Walk outside in Israel on Yom Ha’atzmaut, Independence Day, and you will be greeted by the entrancing scent of mangal, or barbecue. Chicken legs and kebabs sizzle away over charcoal grills and watermelons are cracked open in parks and backyards as friends and families gather to celebrate. That’s how it was for Asaf Doktor when he was growing up by the sea in Caesarea, a town nestled between Tel Aviv and Haifa.
Outside of the holiday, his family didn’t cook much, but, he says “I loved eating and watching food TV shows — and, not having prepared food at home — I started cooking.
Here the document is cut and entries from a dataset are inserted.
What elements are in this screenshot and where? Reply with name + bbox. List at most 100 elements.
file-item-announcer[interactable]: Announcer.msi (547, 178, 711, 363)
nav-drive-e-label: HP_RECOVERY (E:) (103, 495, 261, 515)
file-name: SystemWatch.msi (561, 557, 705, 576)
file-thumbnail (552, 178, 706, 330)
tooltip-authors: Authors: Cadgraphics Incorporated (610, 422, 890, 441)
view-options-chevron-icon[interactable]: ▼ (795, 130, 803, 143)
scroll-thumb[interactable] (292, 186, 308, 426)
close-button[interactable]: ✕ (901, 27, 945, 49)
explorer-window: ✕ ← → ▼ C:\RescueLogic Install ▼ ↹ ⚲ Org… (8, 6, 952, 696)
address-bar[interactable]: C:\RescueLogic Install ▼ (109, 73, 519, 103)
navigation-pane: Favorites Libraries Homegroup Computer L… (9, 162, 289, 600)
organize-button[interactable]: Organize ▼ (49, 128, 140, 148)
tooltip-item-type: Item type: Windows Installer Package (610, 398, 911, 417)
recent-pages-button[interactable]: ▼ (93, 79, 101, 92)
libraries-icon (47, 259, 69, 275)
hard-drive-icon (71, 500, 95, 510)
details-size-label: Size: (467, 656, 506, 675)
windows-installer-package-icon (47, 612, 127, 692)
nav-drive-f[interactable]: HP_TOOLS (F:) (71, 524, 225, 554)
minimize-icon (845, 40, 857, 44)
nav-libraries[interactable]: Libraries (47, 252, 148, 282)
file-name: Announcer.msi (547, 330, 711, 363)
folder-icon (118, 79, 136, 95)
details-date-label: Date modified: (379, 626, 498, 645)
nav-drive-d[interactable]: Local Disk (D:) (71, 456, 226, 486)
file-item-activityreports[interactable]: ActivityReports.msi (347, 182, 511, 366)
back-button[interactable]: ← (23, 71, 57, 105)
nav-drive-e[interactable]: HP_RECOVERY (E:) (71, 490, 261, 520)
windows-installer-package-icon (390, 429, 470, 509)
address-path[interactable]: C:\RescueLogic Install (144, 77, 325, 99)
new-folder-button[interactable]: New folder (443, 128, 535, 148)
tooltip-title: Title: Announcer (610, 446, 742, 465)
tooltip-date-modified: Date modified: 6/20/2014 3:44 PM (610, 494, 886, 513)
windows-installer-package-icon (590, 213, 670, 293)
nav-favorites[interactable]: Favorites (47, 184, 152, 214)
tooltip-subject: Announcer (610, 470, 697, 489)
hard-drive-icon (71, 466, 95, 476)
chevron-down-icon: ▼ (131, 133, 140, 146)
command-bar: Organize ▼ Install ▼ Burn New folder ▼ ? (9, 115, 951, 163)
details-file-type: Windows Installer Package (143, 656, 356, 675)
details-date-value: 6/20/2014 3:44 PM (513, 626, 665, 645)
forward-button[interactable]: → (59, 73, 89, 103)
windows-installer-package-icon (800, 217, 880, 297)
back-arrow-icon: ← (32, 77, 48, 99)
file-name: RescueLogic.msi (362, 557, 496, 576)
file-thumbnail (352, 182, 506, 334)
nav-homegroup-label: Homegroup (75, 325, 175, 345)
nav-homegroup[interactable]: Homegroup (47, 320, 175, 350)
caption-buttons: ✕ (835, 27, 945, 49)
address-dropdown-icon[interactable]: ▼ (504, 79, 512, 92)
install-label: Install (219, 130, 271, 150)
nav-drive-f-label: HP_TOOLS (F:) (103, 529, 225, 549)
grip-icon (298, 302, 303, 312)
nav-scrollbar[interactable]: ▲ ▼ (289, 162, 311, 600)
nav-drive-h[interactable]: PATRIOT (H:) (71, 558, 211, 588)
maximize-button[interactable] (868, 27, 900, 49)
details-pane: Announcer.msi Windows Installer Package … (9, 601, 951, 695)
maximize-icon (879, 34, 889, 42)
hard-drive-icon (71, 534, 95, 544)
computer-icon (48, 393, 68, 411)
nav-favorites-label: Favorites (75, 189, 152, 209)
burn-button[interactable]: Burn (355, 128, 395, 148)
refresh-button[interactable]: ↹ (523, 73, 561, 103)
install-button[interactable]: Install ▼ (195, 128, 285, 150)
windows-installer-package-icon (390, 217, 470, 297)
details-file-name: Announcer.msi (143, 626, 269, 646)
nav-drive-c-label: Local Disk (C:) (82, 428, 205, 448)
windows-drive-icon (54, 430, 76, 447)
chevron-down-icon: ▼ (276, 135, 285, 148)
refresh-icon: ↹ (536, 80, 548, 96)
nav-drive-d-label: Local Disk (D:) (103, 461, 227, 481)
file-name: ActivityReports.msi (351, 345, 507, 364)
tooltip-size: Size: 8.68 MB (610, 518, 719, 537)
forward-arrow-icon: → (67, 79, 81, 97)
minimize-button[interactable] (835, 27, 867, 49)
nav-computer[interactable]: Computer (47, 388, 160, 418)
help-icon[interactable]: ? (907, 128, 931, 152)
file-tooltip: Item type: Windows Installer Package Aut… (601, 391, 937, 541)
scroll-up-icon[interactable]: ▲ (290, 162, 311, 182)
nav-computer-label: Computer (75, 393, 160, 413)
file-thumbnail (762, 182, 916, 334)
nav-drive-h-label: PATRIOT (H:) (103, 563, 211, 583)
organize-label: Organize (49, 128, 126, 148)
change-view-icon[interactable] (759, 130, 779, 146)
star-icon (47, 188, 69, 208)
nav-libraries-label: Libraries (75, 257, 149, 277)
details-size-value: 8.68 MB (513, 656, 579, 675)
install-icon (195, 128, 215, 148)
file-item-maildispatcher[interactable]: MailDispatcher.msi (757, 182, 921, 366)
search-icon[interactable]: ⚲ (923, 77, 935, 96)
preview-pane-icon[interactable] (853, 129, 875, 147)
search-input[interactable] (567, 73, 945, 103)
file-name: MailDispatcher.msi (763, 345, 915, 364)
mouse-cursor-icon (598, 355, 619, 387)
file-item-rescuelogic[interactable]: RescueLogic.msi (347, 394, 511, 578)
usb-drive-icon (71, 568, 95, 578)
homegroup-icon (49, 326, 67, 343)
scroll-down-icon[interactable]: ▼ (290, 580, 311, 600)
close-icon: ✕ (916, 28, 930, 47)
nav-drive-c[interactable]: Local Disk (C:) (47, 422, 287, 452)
It’s the basic story of an ‘80s kid in Israel.” Today Asaf is the chef and co-owner with his brother Yotam of the acclaimed restaurants Ha’achim (Hebrew for “The Brothers”) and Dok in Tel Aviv and his Yom Ha’atzmaut traditions have changed.
For several years, he and Yotam threw a massive party in the streets of Tel Aviv outside of Ha’achim. “We invited 2,000 people and they all came,” he says. There was barbecue and a large truck that doubled as a stage for musicians. “This is how I celebrate...It’s a very memorable party in Tel Aviv,” he says.
Unfortunately, permitting for the event became too tricky. These days, Asaf celebrates the holiday at the restaurants, which open and bustling. “Night time [on Yom Ha’atzmaut] is one of the most hectic nights of the year….Everyone is outside watching fireworks.”
When we asked Asaf for a menu to celebrate the holiday with, he shared a mix of what he serves in the restaurants and what he would serve if he hosted a party for friends. At the heart of the menu are chicken kebabs laced with lamb fat. “You must have a kebab and chicken skewers,” to celebrate the holiday, he says. To balance the rich and smoky flavors, he pairs the meat with a raw zucchini salad tossed with dried apricots and fresh oregano, and a play on tabbouleh where bulgar is swapped out for pistachios, pumpkin and sunflower seeds.
While the menu is modern, like his restaurant Dok, there’s a dose of tradition mixed in: his grandmother’s eggplant salad. It’s a riff on a recipe for chopped liver that may have arrived with her family when they emigrated from Poland in the late 1930s, when his grandmother was three-years-old. “In the 1950s, it was...a very poor time in Israel. People didn’t have money to buy meat and expensive ingredients,” Asaf explains. So liver was replaced by eggplant. It was a staple in Asaf’s life growing up. We “always had it in our fridge,” he said. The recipe was passed on to his father who started to make it and ultimately to Asaf. “When I opened [Haachim] it was one of the first items on the menu,” he says.
While the recipe is no longer served at the restaurant, it seems to suit this Yom Ha’aztmaut menu, bringing a dish from the past to the table for the country’s 70th birthday celebration.